Stante l’accertata sussistenza dei presupposti di fatto e di diritto per l’adozione di ordinanza ex art. 54, 2° comma del D. Lgs. n. 267 del 2000, risulta infondata anche l’ulteriore censura della ricorrente contenuta sempre nel primo mezzo d’impugnazione e rilevante l’illegittimità del provvedimento impugnato perché il Sindaco non avrebbe tenuto in considerazione nè il trascurabile contributo all’emissione di onde elettromagnetiche derivante dall’impianto per la telefonia mobile della ricorrente rispetto a quelli delle emittenti radiofoniche private né il fatto che, in ogni caso, ai sensi di quanto riportato nell’allegato C del D.M. n. 381 del 1998, dall’insieme dei contributi da normalizzare devono essere esclusi i segnali che danno un contributo inferiore a 1/100. Secondo la ricorrente, sulla base di quanto rilevato da A.R.P.A. – Sezione Provinciale di Piacenza – con le misurazioni effettuate in data 27/3/2000, il contributo derivante dall’impianti di due gestori di telefonia mobile era, nei due siti, pari a 0,36 V/m e 0,42 V/m e quindi abbondantemente al di sotto del valore di 0,6 V/m corrispondente al contributo di 1/100. Occorre rilevare, al riguardo, che in sede di adozione di provvedimento “extra ordinem”, le determinazioni del Sindaco non possono ricalcare le procedure previste dall’ordinaria normativa di settore ma devono, proprio in forza della contingibilità e dell’urgenza che le contraddistingue, porre pronto rimedio alla situazione di pericolo venutasi a creare”.

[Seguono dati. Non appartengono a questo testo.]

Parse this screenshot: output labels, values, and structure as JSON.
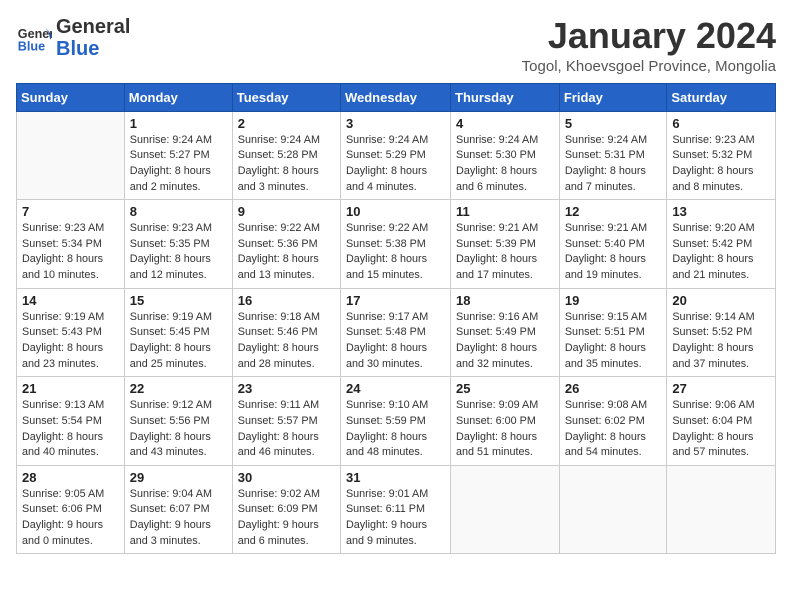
{
  "header": {
    "logo_line1": "General",
    "logo_line2": "Blue",
    "month": "January 2024",
    "location": "Togol, Khoevsgoel Province, Mongolia"
  },
  "weekdays": [
    "Sunday",
    "Monday",
    "Tuesday",
    "Wednesday",
    "Thursday",
    "Friday",
    "Saturday"
  ],
  "weeks": [
    [
      {
        "day": "",
        "info": ""
      },
      {
        "day": "1",
        "info": "Sunrise: 9:24 AM\nSunset: 5:27 PM\nDaylight: 8 hours\nand 2 minutes."
      },
      {
        "day": "2",
        "info": "Sunrise: 9:24 AM\nSunset: 5:28 PM\nDaylight: 8 hours\nand 3 minutes."
      },
      {
        "day": "3",
        "info": "Sunrise: 9:24 AM\nSunset: 5:29 PM\nDaylight: 8 hours\nand 4 minutes."
      },
      {
        "day": "4",
        "info": "Sunrise: 9:24 AM\nSunset: 5:30 PM\nDaylight: 8 hours\nand 6 minutes."
      },
      {
        "day": "5",
        "info": "Sunrise: 9:24 AM\nSunset: 5:31 PM\nDaylight: 8 hours\nand 7 minutes."
      },
      {
        "day": "6",
        "info": "Sunrise: 9:23 AM\nSunset: 5:32 PM\nDaylight: 8 hours\nand 8 minutes."
      }
    ],
    [
      {
        "day": "7",
        "info": "Sunrise: 9:23 AM\nSunset: 5:34 PM\nDaylight: 8 hours\nand 10 minutes."
      },
      {
        "day": "8",
        "info": "Sunrise: 9:23 AM\nSunset: 5:35 PM\nDaylight: 8 hours\nand 12 minutes."
      },
      {
        "day": "9",
        "info": "Sunrise: 9:22 AM\nSunset: 5:36 PM\nDaylight: 8 hours\nand 13 minutes."
      },
      {
        "day": "10",
        "info": "Sunrise: 9:22 AM\nSunset: 5:38 PM\nDaylight: 8 hours\nand 15 minutes."
      },
      {
        "day": "11",
        "info": "Sunrise: 9:21 AM\nSunset: 5:39 PM\nDaylight: 8 hours\nand 17 minutes."
      },
      {
        "day": "12",
        "info": "Sunrise: 9:21 AM\nSunset: 5:40 PM\nDaylight: 8 hours\nand 19 minutes."
      },
      {
        "day": "13",
        "info": "Sunrise: 9:20 AM\nSunset: 5:42 PM\nDaylight: 8 hours\nand 21 minutes."
      }
    ],
    [
      {
        "day": "14",
        "info": "Sunrise: 9:19 AM\nSunset: 5:43 PM\nDaylight: 8 hours\nand 23 minutes."
      },
      {
        "day": "15",
        "info": "Sunrise: 9:19 AM\nSunset: 5:45 PM\nDaylight: 8 hours\nand 25 minutes."
      },
      {
        "day": "16",
        "info": "Sunrise: 9:18 AM\nSunset: 5:46 PM\nDaylight: 8 hours\nand 28 minutes."
      },
      {
        "day": "17",
        "info": "Sunrise: 9:17 AM\nSunset: 5:48 PM\nDaylight: 8 hours\nand 30 minutes."
      },
      {
        "day": "18",
        "info": "Sunrise: 9:16 AM\nSunset: 5:49 PM\nDaylight: 8 hours\nand 32 minutes."
      },
      {
        "day": "19",
        "info": "Sunrise: 9:15 AM\nSunset: 5:51 PM\nDaylight: 8 hours\nand 35 minutes."
      },
      {
        "day": "20",
        "info": "Sunrise: 9:14 AM\nSunset: 5:52 PM\nDaylight: 8 hours\nand 37 minutes."
      }
    ],
    [
      {
        "day": "21",
        "info": "Sunrise: 9:13 AM\nSunset: 5:54 PM\nDaylight: 8 hours\nand 40 minutes."
      },
      {
        "day": "22",
        "info": "Sunrise: 9:12 AM\nSunset: 5:56 PM\nDaylight: 8 hours\nand 43 minutes."
      },
      {
        "day": "23",
        "info": "Sunrise: 9:11 AM\nSunset: 5:57 PM\nDaylight: 8 hours\nand 46 minutes."
      },
      {
        "day": "24",
        "info": "Sunrise: 9:10 AM\nSunset: 5:59 PM\nDaylight: 8 hours\nand 48 minutes."
      },
      {
        "day": "25",
        "info": "Sunrise: 9:09 AM\nSunset: 6:00 PM\nDaylight: 8 hours\nand 51 minutes."
      },
      {
        "day": "26",
        "info": "Sunrise: 9:08 AM\nSunset: 6:02 PM\nDaylight: 8 hours\nand 54 minutes."
      },
      {
        "day": "27",
        "info": "Sunrise: 9:06 AM\nSunset: 6:04 PM\nDaylight: 8 hours\nand 57 minutes."
      }
    ],
    [
      {
        "day": "28",
        "info": "Sunrise: 9:05 AM\nSunset: 6:06 PM\nDaylight: 9 hours\nand 0 minutes."
      },
      {
        "day": "29",
        "info": "Sunrise: 9:04 AM\nSunset: 6:07 PM\nDaylight: 9 hours\nand 3 minutes."
      },
      {
        "day": "30",
        "info": "Sunrise: 9:02 AM\nSunset: 6:09 PM\nDaylight: 9 hours\nand 6 minutes."
      },
      {
        "day": "31",
        "info": "Sunrise: 9:01 AM\nSunset: 6:11 PM\nDaylight: 9 hours\nand 9 minutes."
      },
      {
        "day": "",
        "info": ""
      },
      {
        "day": "",
        "info": ""
      },
      {
        "day": "",
        "info": ""
      }
    ]
  ]
}
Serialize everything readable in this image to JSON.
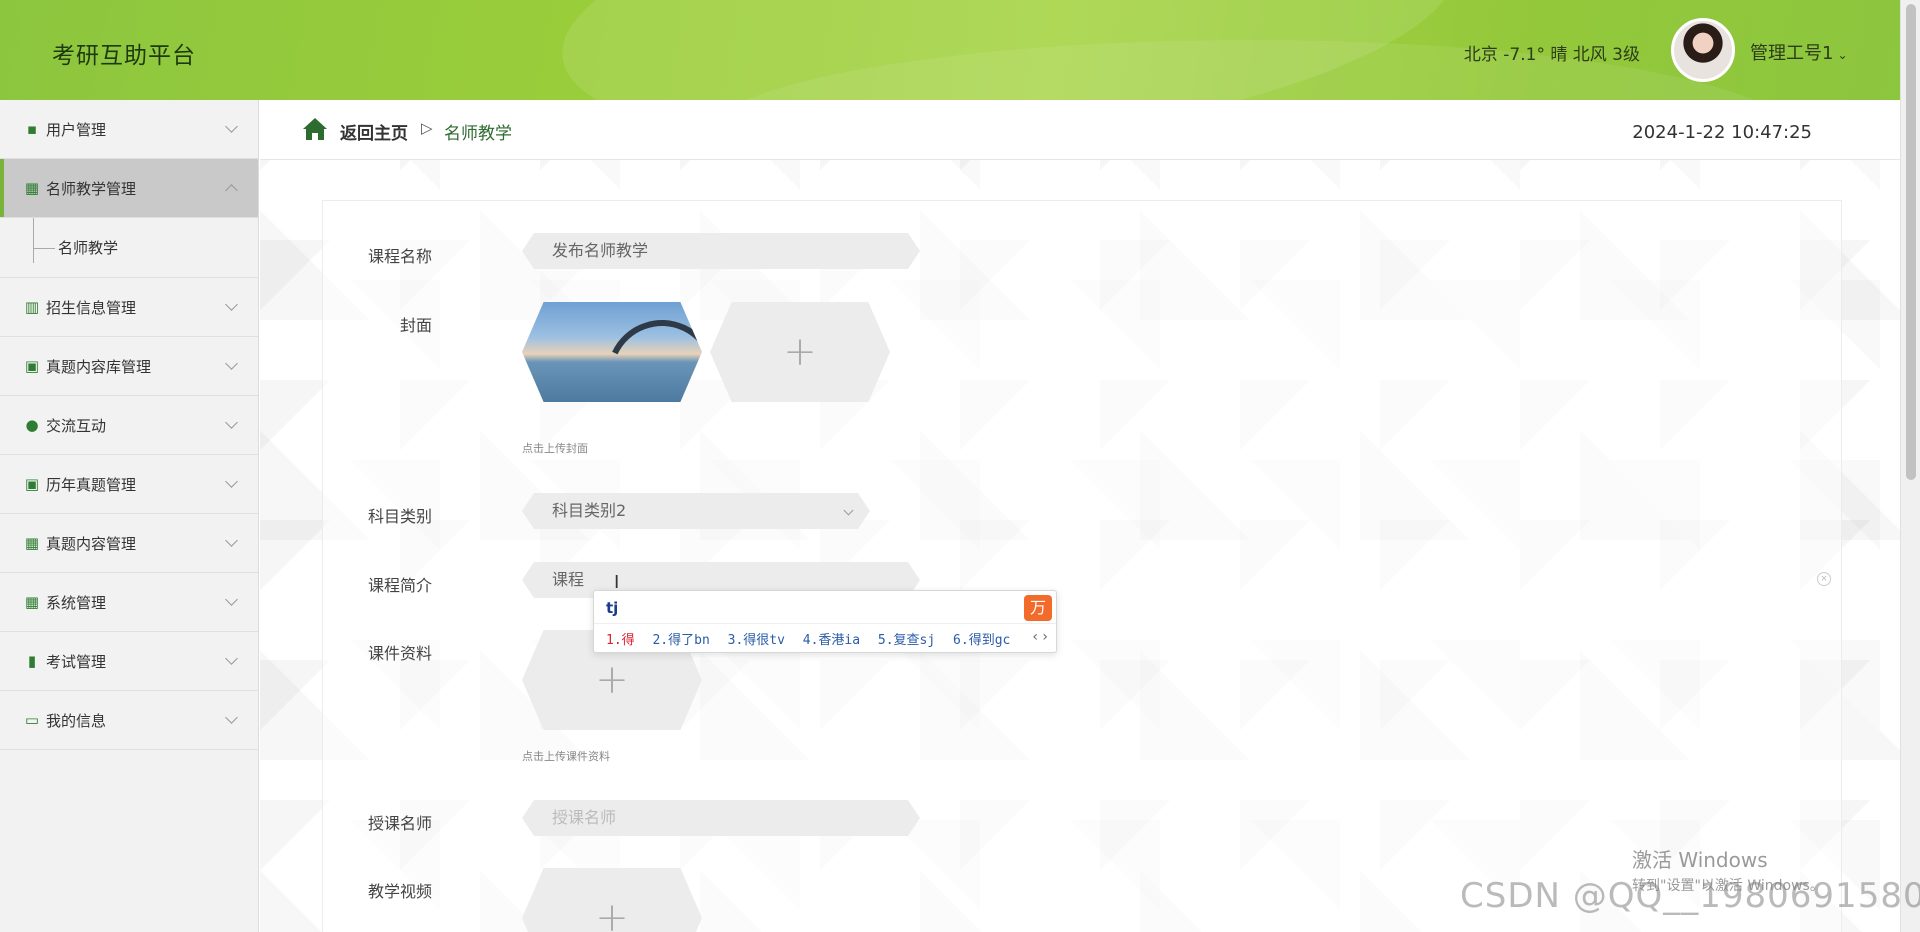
{
  "header": {
    "app_title": "考研互助平台",
    "weather": "北京 -7.1° 晴 北风 3级",
    "user_name": "管理工号1",
    "user_chevron": "⌄"
  },
  "sidebar": {
    "items": [
      {
        "label": "用户管理",
        "icon": "chat-icon"
      },
      {
        "label": "名师教学管理",
        "icon": "grid-icon",
        "active": true
      },
      {
        "label": "名师教学",
        "sub": true
      },
      {
        "label": "招生信息管理",
        "icon": "books-icon"
      },
      {
        "label": "真题内容库管理",
        "icon": "clipboard-x-icon"
      },
      {
        "label": "交流互动",
        "icon": "user-icon"
      },
      {
        "label": "历年真题管理",
        "icon": "clipboard-check-icon"
      },
      {
        "label": "真题内容管理",
        "icon": "grid-icon"
      },
      {
        "label": "系统管理",
        "icon": "grid-icon"
      },
      {
        "label": "考试管理",
        "icon": "bar-chart-icon"
      },
      {
        "label": "我的信息",
        "icon": "card-icon"
      }
    ]
  },
  "breadcrumb": {
    "home": "返回主页",
    "separator": "▷",
    "current": "名师教学"
  },
  "datetime": "2024-1-22 10:47:25",
  "form": {
    "course_name_label": "课程名称",
    "course_name_value": "发布名师教学",
    "cover_label": "封面",
    "cover_hint": "点击上传封面",
    "subject_label": "科目类别",
    "subject_value": "科目类别2",
    "intro_label": "课程简介",
    "intro_value": "课程",
    "material_label": "课件资料",
    "material_hint": "点击上传课件资料",
    "teacher_label": "授课名师",
    "teacher_placeholder": "授课名师",
    "video_label": "教学视频",
    "plus": "+"
  },
  "ime": {
    "composition": "tj",
    "logo": "万",
    "candidates": [
      "1.得",
      "2.得了bn",
      "3.得很tv",
      "4.香港ia",
      "5.复查sj",
      "6.得到gc"
    ],
    "nav": "‹ ›"
  },
  "overlay": {
    "win_activate_title": "激活 Windows",
    "win_activate_sub": "转到\"设置\"以激活 Windows。",
    "watermark": "CSDN @QQ__1980691580"
  },
  "colors": {
    "header_green": "#9acd3a",
    "accent": "#7ab33a",
    "icon_green": "#2e7d32"
  }
}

Sotto tale profilo pertanto, -concludono i giudici -, risulta legittima l’ordinanza impugnata che ha sospeso l’utilizzazione sia degli impianti di telefonia mobile sia di quelli delle emittenti radiofoniche private in quanto la sommatoria delle emissioni promananti da entrambe le tipologie di impianti avevano superato i valori massimi di esposizione a campo elettromagnetico previsti dal D.M. n. 381 del 1998.
Trova invece accoglimento il secondo ricorso con il quale la società di telefonia mobile contesta la mancata valutazione, da parte del Sindaco, dell’apporto collaborativo fornito dalla ricorrente e dalle altre emittenti destinatarie dell’ordinanza contingibile e urgente di sospensione.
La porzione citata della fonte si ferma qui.